【No727】取引相場のない株式の時価に関する所得税基本通達の改正について

 取引相場のない株式を譲渡する場合の時価について争われていた裁判で、令和2年3月24日の最高裁判決で納税者敗訴が確定しました。そして、この判決を受けて、国税庁は、パブリックコメントを求めたうえで、8月28日に所得税基本通達59-6の改正を公表し、取引相場のない株式の時価の算定においては、譲渡直前における株主構成によって譲渡人が同族株主に該当するか等を判定することを明らかにしました。さらに、今回の意見募集に対する回答を踏まえ、今後、国税庁のホームページにて解説が掲載される予定です。

1.「取引相場のない株式の譲渡時の価額」に関する最高裁判決の概要

 平成19年8月にA社(取引相場のない株式、大会社)の代表取締役である甲が保有する株式を配当還元価額(1株当たり75円)でB社へ譲渡しました。これに対して、所轄税務署長は類似業種比準価額(1株当たり2,990円、その後2,505円に修正)が時価であることから、本件譲渡は時価の2分の1に満たない価格での譲渡、いわゆる低額譲渡に当たるとして、類似業種比準価額によって譲渡収入金額を計算すべきとする更正処分及び過少申告加算税の賦課決定を行いました。

 本件では、譲渡所得に対する課税の場面において配当還元方式を用いることとなるのは、譲渡前か譲渡後のいずれの株主構成によって判定するのかが争われました。原処分庁は譲渡人の譲渡直前の議決権割合によって判断すべきであり、そうすると甲は15%以上のグループに属し、5%以上の議決権を有していることから、少数株主には該当せず、原則的評価方式によるべきと主張しました。

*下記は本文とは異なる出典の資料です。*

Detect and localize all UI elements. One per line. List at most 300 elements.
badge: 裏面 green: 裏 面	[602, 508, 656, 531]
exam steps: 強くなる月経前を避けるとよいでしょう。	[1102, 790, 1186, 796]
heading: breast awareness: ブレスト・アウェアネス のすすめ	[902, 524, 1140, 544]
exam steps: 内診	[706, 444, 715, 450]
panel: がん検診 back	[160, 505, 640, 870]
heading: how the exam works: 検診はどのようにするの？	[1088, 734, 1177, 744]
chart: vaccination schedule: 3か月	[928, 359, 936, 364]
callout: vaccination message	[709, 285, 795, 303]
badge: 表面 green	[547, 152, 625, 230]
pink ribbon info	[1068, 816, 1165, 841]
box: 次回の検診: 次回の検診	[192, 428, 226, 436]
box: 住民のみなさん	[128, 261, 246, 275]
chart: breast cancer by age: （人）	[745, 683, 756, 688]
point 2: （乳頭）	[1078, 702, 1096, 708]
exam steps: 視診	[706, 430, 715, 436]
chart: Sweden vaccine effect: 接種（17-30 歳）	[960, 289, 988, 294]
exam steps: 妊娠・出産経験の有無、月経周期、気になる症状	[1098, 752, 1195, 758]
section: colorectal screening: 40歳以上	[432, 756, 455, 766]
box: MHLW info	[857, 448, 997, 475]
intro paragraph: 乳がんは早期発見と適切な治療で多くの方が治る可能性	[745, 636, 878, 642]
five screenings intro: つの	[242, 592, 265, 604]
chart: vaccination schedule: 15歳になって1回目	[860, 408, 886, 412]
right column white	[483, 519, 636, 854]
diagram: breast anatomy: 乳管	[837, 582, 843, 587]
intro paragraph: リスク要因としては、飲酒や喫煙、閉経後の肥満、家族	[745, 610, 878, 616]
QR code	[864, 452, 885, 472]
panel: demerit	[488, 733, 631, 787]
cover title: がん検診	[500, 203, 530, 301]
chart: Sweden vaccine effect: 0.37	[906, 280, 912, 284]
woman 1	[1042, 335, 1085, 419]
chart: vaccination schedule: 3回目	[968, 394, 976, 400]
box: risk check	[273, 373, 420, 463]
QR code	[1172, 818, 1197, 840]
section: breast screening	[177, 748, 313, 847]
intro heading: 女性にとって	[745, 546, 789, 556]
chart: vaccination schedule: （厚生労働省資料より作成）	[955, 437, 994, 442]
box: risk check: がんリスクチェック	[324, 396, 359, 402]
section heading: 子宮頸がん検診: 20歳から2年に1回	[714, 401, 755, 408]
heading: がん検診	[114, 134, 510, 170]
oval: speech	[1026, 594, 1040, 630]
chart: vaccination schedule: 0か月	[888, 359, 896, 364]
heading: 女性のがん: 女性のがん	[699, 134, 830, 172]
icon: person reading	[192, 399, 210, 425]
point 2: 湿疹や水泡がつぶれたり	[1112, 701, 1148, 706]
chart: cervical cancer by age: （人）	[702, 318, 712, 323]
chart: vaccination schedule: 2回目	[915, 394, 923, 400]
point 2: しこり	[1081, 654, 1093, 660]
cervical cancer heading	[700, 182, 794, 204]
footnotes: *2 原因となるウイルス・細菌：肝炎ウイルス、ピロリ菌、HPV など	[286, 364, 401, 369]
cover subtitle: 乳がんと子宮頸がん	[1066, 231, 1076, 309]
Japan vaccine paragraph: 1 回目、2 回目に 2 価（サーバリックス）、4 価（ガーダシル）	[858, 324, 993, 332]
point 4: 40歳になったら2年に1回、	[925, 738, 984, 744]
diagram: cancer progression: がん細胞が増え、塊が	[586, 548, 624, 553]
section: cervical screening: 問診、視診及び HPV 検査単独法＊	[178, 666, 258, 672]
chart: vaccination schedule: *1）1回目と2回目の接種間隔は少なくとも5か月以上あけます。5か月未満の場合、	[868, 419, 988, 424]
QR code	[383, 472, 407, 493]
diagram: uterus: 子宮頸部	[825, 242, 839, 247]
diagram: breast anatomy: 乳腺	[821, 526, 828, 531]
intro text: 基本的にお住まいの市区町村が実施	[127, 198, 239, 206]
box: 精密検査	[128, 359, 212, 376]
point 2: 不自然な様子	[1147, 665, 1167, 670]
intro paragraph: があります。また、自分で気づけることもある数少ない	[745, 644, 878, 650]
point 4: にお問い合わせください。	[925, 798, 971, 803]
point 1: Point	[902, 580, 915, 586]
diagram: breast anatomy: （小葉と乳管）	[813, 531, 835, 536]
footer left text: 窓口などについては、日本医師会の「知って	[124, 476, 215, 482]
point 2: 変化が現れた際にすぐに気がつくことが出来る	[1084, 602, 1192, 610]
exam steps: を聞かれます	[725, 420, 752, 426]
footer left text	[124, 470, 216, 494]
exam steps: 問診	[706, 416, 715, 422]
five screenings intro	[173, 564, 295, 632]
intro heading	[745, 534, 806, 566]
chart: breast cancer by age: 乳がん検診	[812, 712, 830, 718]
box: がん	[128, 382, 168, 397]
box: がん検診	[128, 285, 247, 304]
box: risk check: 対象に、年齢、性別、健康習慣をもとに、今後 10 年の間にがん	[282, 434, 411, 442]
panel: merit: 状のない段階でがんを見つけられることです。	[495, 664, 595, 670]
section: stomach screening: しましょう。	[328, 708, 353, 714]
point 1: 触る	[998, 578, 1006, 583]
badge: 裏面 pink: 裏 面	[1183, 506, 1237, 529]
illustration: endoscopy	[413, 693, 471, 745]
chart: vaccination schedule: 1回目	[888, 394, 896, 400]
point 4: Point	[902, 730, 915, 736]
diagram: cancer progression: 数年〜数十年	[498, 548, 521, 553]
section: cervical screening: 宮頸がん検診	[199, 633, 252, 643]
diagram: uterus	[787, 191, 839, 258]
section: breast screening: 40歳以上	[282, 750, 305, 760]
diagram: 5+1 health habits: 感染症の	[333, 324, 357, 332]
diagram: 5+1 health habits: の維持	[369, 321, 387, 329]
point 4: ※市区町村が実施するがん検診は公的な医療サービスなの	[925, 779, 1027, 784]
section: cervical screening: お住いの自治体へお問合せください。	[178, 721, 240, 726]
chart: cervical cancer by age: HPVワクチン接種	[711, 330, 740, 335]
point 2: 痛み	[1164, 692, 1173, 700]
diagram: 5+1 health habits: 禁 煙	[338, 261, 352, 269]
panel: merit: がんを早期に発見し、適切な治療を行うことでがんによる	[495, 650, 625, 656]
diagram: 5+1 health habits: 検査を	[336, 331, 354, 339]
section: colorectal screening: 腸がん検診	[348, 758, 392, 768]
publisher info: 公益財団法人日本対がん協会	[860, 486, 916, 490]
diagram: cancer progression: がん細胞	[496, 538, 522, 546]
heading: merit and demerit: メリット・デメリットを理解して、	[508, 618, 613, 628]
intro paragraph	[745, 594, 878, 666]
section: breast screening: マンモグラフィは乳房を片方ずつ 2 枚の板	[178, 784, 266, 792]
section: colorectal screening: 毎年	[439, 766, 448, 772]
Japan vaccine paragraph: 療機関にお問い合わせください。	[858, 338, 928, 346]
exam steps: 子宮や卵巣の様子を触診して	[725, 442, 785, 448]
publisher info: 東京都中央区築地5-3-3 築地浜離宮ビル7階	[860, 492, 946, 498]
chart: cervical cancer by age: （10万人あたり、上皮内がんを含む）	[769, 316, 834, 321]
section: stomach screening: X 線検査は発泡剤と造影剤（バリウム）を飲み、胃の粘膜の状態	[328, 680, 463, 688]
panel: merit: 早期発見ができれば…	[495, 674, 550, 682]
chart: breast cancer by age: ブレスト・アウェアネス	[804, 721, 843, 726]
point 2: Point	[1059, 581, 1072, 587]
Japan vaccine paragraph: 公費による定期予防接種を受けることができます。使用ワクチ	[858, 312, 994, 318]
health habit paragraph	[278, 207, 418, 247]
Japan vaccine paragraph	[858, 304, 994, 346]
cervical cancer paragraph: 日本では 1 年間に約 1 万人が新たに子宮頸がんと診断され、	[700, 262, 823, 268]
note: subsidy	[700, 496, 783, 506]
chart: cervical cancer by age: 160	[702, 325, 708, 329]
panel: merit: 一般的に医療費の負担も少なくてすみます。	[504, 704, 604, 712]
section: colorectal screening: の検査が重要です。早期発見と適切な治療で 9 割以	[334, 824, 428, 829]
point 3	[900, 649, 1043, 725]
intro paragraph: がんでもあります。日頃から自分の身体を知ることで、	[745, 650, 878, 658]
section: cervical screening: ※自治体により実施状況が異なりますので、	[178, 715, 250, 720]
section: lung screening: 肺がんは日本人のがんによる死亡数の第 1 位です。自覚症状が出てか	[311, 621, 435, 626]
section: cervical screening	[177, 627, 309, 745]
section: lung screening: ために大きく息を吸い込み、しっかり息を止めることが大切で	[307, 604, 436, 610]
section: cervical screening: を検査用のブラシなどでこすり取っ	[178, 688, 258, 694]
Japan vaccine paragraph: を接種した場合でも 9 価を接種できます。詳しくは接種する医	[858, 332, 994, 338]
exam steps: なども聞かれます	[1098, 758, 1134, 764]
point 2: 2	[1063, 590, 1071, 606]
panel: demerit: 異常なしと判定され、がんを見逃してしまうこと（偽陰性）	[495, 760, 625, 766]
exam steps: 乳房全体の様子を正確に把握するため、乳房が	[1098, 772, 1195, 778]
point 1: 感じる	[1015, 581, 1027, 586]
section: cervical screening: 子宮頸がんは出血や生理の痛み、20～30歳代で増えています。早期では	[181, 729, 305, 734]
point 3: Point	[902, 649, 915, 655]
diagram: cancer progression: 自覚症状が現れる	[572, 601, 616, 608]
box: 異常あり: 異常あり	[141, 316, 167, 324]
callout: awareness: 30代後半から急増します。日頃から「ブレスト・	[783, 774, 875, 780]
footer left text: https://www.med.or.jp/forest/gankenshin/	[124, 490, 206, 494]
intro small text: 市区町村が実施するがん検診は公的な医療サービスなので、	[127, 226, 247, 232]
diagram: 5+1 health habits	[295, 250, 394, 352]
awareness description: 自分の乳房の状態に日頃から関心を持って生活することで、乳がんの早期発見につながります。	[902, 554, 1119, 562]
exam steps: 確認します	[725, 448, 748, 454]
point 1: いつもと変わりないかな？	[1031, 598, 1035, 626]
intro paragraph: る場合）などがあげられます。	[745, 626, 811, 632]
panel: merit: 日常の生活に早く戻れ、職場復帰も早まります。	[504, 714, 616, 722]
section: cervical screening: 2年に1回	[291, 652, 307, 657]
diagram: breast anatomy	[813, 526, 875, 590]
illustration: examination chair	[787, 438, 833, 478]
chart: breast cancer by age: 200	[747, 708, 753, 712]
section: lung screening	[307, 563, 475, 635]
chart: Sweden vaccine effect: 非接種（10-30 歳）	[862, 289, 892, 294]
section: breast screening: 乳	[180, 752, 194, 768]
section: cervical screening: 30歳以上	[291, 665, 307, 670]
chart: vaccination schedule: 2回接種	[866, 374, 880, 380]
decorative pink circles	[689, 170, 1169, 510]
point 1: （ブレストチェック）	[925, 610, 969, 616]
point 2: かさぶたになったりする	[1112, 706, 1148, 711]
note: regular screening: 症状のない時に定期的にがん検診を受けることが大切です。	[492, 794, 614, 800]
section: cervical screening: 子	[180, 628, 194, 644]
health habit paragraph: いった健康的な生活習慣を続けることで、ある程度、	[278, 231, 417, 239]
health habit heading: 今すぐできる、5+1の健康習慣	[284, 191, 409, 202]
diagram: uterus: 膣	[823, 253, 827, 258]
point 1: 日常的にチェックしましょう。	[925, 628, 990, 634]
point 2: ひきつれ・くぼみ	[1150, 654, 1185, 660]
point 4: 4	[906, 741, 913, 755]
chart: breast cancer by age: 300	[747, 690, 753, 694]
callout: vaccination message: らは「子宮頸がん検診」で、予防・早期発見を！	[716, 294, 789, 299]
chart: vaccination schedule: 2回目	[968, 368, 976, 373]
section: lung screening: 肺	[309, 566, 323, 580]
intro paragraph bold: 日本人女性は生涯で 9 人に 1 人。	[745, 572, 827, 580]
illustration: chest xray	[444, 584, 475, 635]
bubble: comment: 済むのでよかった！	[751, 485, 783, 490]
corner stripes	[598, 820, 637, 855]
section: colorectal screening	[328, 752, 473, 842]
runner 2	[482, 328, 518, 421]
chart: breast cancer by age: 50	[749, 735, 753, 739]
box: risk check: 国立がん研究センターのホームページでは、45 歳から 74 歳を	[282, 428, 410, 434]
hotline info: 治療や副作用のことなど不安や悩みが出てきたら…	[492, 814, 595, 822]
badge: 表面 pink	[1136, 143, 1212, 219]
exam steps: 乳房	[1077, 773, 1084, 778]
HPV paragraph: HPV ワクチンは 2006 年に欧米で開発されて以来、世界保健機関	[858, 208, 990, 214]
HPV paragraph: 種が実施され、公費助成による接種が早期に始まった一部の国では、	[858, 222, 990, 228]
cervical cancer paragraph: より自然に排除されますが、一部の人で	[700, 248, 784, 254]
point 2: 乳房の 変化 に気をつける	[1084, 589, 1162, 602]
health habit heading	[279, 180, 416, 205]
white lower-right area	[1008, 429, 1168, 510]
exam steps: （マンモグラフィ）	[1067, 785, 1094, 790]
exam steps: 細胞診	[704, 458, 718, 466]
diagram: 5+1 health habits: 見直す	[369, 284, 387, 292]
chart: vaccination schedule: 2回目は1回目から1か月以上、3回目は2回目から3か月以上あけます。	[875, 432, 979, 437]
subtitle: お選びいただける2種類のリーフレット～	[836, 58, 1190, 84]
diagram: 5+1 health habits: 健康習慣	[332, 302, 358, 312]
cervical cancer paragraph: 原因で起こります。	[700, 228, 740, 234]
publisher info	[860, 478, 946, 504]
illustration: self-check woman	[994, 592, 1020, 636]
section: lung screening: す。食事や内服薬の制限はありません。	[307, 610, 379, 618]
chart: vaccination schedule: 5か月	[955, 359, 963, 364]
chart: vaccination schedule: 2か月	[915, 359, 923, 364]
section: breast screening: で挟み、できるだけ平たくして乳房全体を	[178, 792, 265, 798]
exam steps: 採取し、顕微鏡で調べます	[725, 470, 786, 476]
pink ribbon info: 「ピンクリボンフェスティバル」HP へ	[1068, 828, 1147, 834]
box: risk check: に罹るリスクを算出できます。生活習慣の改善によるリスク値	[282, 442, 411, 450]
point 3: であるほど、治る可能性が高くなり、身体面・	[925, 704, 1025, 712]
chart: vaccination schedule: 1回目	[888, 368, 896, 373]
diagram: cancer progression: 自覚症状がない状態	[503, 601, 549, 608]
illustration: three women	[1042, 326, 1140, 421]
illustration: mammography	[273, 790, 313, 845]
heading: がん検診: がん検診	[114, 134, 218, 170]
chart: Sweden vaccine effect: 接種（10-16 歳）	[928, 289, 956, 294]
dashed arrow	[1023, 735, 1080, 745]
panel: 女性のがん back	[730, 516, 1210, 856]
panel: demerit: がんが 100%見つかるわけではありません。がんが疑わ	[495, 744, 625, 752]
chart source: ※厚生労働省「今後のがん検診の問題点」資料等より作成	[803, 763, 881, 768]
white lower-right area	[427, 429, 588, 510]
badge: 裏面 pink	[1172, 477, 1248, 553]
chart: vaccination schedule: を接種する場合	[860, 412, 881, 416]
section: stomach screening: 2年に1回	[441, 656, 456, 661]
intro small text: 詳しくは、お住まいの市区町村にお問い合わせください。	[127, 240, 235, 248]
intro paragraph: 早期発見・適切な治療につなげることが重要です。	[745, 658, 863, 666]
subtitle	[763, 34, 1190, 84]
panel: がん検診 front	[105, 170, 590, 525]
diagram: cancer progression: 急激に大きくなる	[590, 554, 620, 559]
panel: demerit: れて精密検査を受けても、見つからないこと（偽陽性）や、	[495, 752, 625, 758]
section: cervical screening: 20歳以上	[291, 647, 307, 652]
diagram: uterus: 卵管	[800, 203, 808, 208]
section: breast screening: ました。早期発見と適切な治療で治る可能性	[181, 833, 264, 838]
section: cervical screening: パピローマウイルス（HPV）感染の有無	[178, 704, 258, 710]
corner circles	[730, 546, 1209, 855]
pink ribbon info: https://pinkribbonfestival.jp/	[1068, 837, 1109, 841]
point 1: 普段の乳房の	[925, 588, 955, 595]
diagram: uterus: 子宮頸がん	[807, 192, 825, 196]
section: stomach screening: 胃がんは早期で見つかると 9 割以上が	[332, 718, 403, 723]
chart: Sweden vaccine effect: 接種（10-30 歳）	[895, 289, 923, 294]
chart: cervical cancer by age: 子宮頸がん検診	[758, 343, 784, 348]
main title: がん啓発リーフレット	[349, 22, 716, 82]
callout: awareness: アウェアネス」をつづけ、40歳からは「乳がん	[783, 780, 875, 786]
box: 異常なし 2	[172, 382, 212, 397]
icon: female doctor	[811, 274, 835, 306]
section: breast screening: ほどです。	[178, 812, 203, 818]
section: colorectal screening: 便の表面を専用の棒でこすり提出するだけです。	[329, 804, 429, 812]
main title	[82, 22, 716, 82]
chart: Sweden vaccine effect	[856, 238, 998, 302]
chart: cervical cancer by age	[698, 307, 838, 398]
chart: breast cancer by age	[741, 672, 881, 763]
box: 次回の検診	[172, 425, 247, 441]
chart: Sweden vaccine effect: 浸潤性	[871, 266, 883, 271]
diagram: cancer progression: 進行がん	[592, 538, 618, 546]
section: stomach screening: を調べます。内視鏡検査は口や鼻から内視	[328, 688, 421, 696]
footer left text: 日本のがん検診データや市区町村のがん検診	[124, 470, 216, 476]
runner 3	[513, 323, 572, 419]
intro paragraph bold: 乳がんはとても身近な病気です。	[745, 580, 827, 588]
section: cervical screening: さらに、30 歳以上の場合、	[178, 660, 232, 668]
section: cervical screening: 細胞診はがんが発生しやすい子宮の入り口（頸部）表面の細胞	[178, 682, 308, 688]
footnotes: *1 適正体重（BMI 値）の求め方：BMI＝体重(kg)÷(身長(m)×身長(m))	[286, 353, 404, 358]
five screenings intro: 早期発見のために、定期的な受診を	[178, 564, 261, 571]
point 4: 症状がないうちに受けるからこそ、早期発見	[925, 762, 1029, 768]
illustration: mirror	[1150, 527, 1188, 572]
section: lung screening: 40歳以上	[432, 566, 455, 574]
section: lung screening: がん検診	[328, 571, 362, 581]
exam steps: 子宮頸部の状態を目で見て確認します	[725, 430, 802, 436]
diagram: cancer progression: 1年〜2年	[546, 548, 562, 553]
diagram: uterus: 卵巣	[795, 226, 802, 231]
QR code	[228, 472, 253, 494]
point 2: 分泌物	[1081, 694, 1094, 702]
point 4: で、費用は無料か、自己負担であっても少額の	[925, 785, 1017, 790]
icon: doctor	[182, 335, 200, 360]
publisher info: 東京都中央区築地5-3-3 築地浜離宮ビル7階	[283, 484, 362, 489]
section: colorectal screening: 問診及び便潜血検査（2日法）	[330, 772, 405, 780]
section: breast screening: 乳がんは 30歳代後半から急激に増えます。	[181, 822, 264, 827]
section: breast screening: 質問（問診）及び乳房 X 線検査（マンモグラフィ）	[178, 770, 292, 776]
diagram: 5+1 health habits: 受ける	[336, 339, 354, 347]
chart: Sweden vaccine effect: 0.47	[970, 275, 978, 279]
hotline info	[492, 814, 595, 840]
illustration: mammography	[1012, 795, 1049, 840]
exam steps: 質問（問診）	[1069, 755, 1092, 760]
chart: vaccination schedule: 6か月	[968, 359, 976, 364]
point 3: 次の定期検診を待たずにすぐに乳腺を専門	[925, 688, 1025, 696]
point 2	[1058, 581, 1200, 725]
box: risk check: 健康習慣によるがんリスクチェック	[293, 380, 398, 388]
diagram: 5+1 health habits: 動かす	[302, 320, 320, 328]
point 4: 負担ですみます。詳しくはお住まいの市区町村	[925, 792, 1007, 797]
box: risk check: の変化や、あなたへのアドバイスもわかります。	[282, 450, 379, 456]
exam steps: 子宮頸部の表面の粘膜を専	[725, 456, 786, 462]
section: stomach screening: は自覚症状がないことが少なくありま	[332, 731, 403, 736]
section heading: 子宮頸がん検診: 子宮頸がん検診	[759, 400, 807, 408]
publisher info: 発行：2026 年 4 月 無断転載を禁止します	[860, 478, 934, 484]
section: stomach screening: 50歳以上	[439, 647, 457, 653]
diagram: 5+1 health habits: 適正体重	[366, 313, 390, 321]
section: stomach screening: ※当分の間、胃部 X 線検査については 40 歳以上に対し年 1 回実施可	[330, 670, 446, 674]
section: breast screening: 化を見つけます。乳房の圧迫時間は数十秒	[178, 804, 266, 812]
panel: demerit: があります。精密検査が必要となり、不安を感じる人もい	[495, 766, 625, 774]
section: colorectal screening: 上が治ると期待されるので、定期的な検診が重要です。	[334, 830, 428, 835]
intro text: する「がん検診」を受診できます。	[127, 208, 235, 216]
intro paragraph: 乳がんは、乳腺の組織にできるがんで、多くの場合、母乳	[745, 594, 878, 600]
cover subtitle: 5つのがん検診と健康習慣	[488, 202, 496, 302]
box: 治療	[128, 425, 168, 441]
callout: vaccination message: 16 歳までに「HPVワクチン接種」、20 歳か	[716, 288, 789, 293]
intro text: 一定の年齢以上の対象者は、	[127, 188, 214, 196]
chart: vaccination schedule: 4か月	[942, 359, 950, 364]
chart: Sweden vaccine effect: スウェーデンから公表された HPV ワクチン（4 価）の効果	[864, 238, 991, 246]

これに対し、納税者は、譲渡後においては、議決権割合が15%未満のグループに該当することから配当還元方式が時価であると主張しました。

 その結果、第1審では納税者敗訴、控訴審で納税者勝訴に転じたものの、上告審では納税者が敗訴し、国の主張が認められた結果となりました。

 最高裁では、本件通達の定めは、譲渡所得に対する課税と相続税等との性質の差異に応じた取扱いをすることとし、少数株主に該当するか否かについても当該株式を譲渡した株主について判断すべきことをいう趣旨のものということができると判断し、国側の主張を認めるとされました。

2.所得税基本通達59-6の改正

 最高裁判決では国側が勝訴したものの、裁判官からの補足意見として、本件通達の作成手法については、分かりやすさという観点から改善されることが望ましい等の指摘がなされたことから、本件通達の改正が行われることとなりました。

 取引相場のない株式のみなし譲渡課税における時価は、その株式の「1株当たりの純資産価額等を参酌して通常取引されると認められる価額」によることとされていますが、この価額は財産評価基本通達に定める評価方法を用いることとされています。ただし、相続等の場合には「取得後」の株主構成によって同族株主や中心的な同族株主等に該当するかを判定し、原則的評価方式か配当還元方式のいずれで評価するかを判断することとされていますが、所得税法においては「株式を譲渡又は贈与した個人」が「株式の譲渡又は贈与直前」において有する株式で評価方法を判定することが明確化されました。

 また、中心的な同族株主に該当する場合には、当該発行会社は常に「小会社」に該当するものとして評価することとされていますが、この場合においても、同様に「譲渡又は贈与直前」の株主構成によって判定することが明確化されています。

3.取引相場のない株式の時価の算定における斟酌割合

 意見募集に対する回答で明らかとなったこととして、取引相場のない株式の時価を算定するにあたり、譲渡人が発行会社にとって「中心的な同族株主に該当する場合」には、常に「小会社」に該当するものとして評価することとされていますが、これは、類似業種比準価額と純資産価額を併用する場合の比率に限ってのことであって、類似業種比準価額の計算において用いる斟酌割合については、会社の規模に応じた斟酌割合として大会社は0.7、中会社は0.6、小会社は0.5を用いることが明らかとされました。

4.純資産価額方式における子会社株式の評価方法

 取引相場のない株式の時価の算出で純資産価額方式による評価をする場合において、その発行会社が有している子会社株式は、その発行会社が「中心的な同族株主」に該当するときには、その子会社株式は「小会社」に該当するものとして評価することが意見募集に対する回答として明らかにされました。